I am trying to create an end-to-end trainable offline English Handwriting Recognition Model (without segmenting individual character). I am using the word dataset from IAM Handwriting Database for training.
I tried decreasing the learning rate, increasing batch size, etc. but the loss keeps on fluctuating with no/significant overall decrease - TensorBoard visualization for cost at each step
I am new to TensorFlow so could have made some naive error.

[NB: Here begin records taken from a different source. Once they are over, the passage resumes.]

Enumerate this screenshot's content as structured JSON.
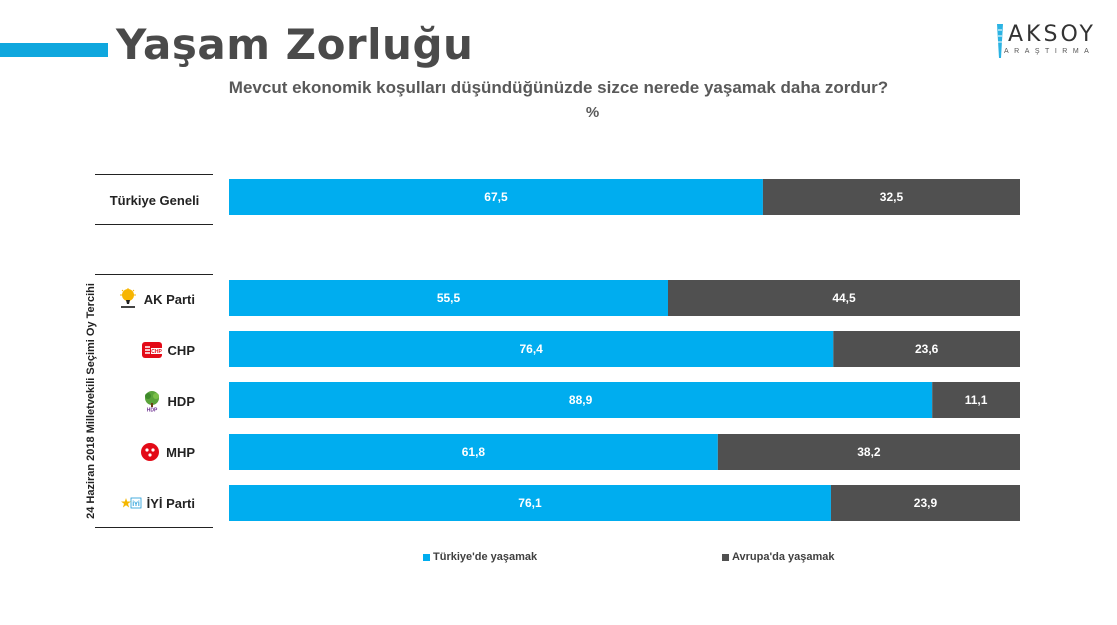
{
  "header": {
    "title": "Yaşam Zorluğu",
    "logo_text": "AKSOY",
    "logo_sub": "ARAŞTIRMA"
  },
  "question": "Mevcut ekonomik koşulları düşündüğünüzde sizce nerede yaşamak daha zordur?",
  "unit": "%",
  "side_label": "24 Haziran 2018 Milletvekili Seçimi Oy Tercihi",
  "colors": {
    "turkey": "#00adef",
    "europe": "#505050",
    "accent": "#0fa7de"
  },
  "chart_data": {
    "type": "bar",
    "orientation": "horizontal",
    "stacked": true,
    "categories": [
      "Türkiye Geneli",
      "AK Parti",
      "CHP",
      "HDP",
      "MHP",
      "İYİ Parti"
    ],
    "series": [
      {
        "name": "Türkiye'de yaşamak",
        "values": [
          67.5,
          55.5,
          76.4,
          88.9,
          61.8,
          76.1
        ]
      },
      {
        "name": "Avrupa'da yaşamak",
        "values": [
          32.5,
          44.5,
          23.6,
          11.1,
          38.2,
          23.9
        ]
      }
    ],
    "value_labels": {
      "turkey": [
        "67,5",
        "55,5",
        "76,4",
        "88,9",
        "61,8",
        "76,1"
      ],
      "europe": [
        "32,5",
        "44,5",
        "23,6",
        "11,1",
        "38,2",
        "23,9"
      ]
    },
    "xlim": [
      0,
      100
    ],
    "legend_position": "bottom"
  },
  "parties": [
    {
      "label": "AK Parti",
      "icon": "akp-logo-icon"
    },
    {
      "label": "CHP",
      "icon": "chp-logo-icon"
    },
    {
      "label": "HDP",
      "icon": "hdp-logo-icon"
    },
    {
      "label": "MHP",
      "icon": "mhp-logo-icon"
    },
    {
      "label": "İYİ Parti",
      "icon": "iyi-logo-icon"
    }
  ],
  "legend": {
    "turkey": "Türkiye'de yaşamak",
    "europe": "Avrupa'da yaşamak"
  }
}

The code used:
class CRNN(object):
def __init__(self, config):
self.config = config
tf.reset_default_graph()
def read_and_decode(self, filename_queue):
reader = tf.TFRecordReader()
_, serialized_example = reader.read(filename_queue)

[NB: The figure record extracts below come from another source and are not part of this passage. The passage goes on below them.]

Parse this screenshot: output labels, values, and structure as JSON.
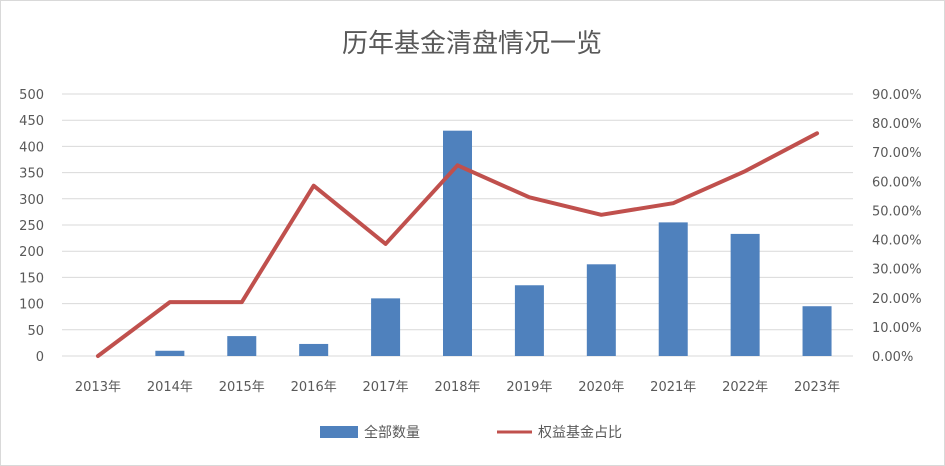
{
  "chart_data": {
    "type": "bar+line",
    "title": "历年基金清盘情况一览",
    "categories": [
      "2013年",
      "2014年",
      "2015年",
      "2016年",
      "2017年",
      "2018年",
      "2019年",
      "2020年",
      "2021年",
      "2022年",
      "2023年"
    ],
    "series": [
      {
        "name": "全部数量",
        "type": "bar",
        "axis": "left",
        "color": "#4f81bd",
        "values": [
          0,
          10,
          38,
          23,
          110,
          430,
          135,
          175,
          255,
          233,
          95
        ]
      },
      {
        "name": "权益基金占比",
        "type": "line",
        "axis": "right",
        "color": "#c0504d",
        "values": [
          0.0,
          18.5,
          18.5,
          58.5,
          38.5,
          65.5,
          54.5,
          48.5,
          52.5,
          63.5,
          76.5
        ]
      }
    ],
    "y_left": {
      "min": 0,
      "max": 500,
      "step": 50,
      "ticks": [
        "0",
        "50",
        "100",
        "150",
        "200",
        "250",
        "300",
        "350",
        "400",
        "450",
        "500"
      ]
    },
    "y_right": {
      "min": 0,
      "max": 90,
      "step": 10,
      "ticks": [
        "0.00%",
        "10.00%",
        "20.00%",
        "30.00%",
        "40.00%",
        "50.00%",
        "60.00%",
        "70.00%",
        "80.00%",
        "90.00%"
      ]
    },
    "grid": true,
    "legend_position": "bottom"
  }
}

# Define how to parse the example
context_features = {
'length': tf.FixedLenFeature([], dtype=tf.int64),
'out_length': tf.FixedLenFeature([], dtype=tf.int64)
}
sequence_features = {
'token': tf.FixedLenSequenceFeature([], dtype=tf.float32),
'labels': tf.FixedLenSequenceFeature([], dtype=tf.int64)
}
context_parsed, sequence_parsed = tf.parse_single_sequence_example(
serialized=serialized_example,
context_features=context_features,
sequence_features=sequence_features)
image = sequence_parsed['token']
label = tf.cast(sequence_parsed['labels'], tf.int32)
length = tf.cast(context_parsed['length'], tf.int32)

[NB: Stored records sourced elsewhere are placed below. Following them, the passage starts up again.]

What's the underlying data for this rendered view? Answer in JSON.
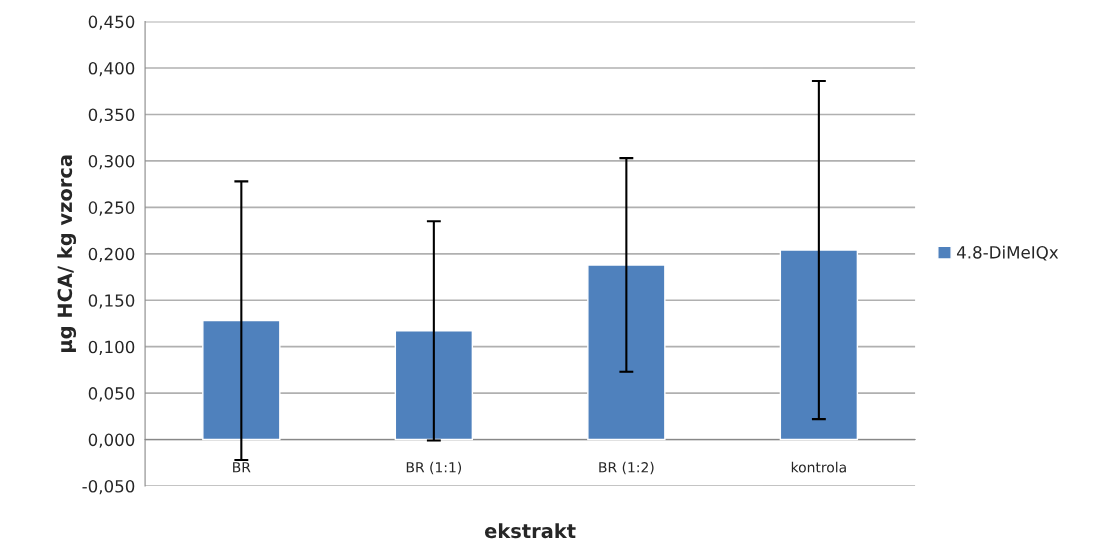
{
  "chart_data": {
    "type": "bar",
    "xlabel": "ekstrakt",
    "ylabel": "µg HCA/ kg vzorca",
    "categories": [
      "BR",
      "BR (1:1)",
      "BR (1:2)",
      "kontrola"
    ],
    "series": [
      {
        "name": "4.8-DiMeIQx",
        "color": "#4f81bd",
        "values": [
          0.128,
          0.117,
          0.188,
          0.204
        ],
        "errors": [
          0.15,
          0.118,
          0.115,
          0.182
        ]
      }
    ],
    "ylim": [
      -0.05,
      0.45
    ],
    "yticks": [
      {
        "value": -0.05,
        "label": "-0,050"
      },
      {
        "value": 0,
        "label": "0,000"
      },
      {
        "value": 0.05,
        "label": "0,050"
      },
      {
        "value": 0.1,
        "label": "0,100"
      },
      {
        "value": 0.15,
        "label": "0,150"
      },
      {
        "value": 0.2,
        "label": "0,200"
      },
      {
        "value": 0.25,
        "label": "0,250"
      },
      {
        "value": 0.3,
        "label": "0,300"
      },
      {
        "value": 0.35,
        "label": "0,350"
      },
      {
        "value": 0.4,
        "label": "0,400"
      },
      {
        "value": 0.45,
        "label": "0,450"
      }
    ],
    "grid": "y",
    "legend": "right"
  }
}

lab_length = tf.cast(context_parsed['out_length'], tf.int32)
image_shape = tf.cast(tf.stack([self.config.im_height,
length/self.config.im_height]), tf.int32)
image = tf.reshape(image, image_shape)
# Updating length to represent image width
length = tf.shape(image)[1]
# Batch the variable length tensor with dynamic padding
self.images, self.labels, self.lengths, self.lab_lengths = tf.train.batch(
tensors=[image, label, length, lab_length],
batch_size=self.config.batch_size, dynamic_pad=True)
def net(self):
batch_lab_length = tf.reduce_max(self.lab_lengths)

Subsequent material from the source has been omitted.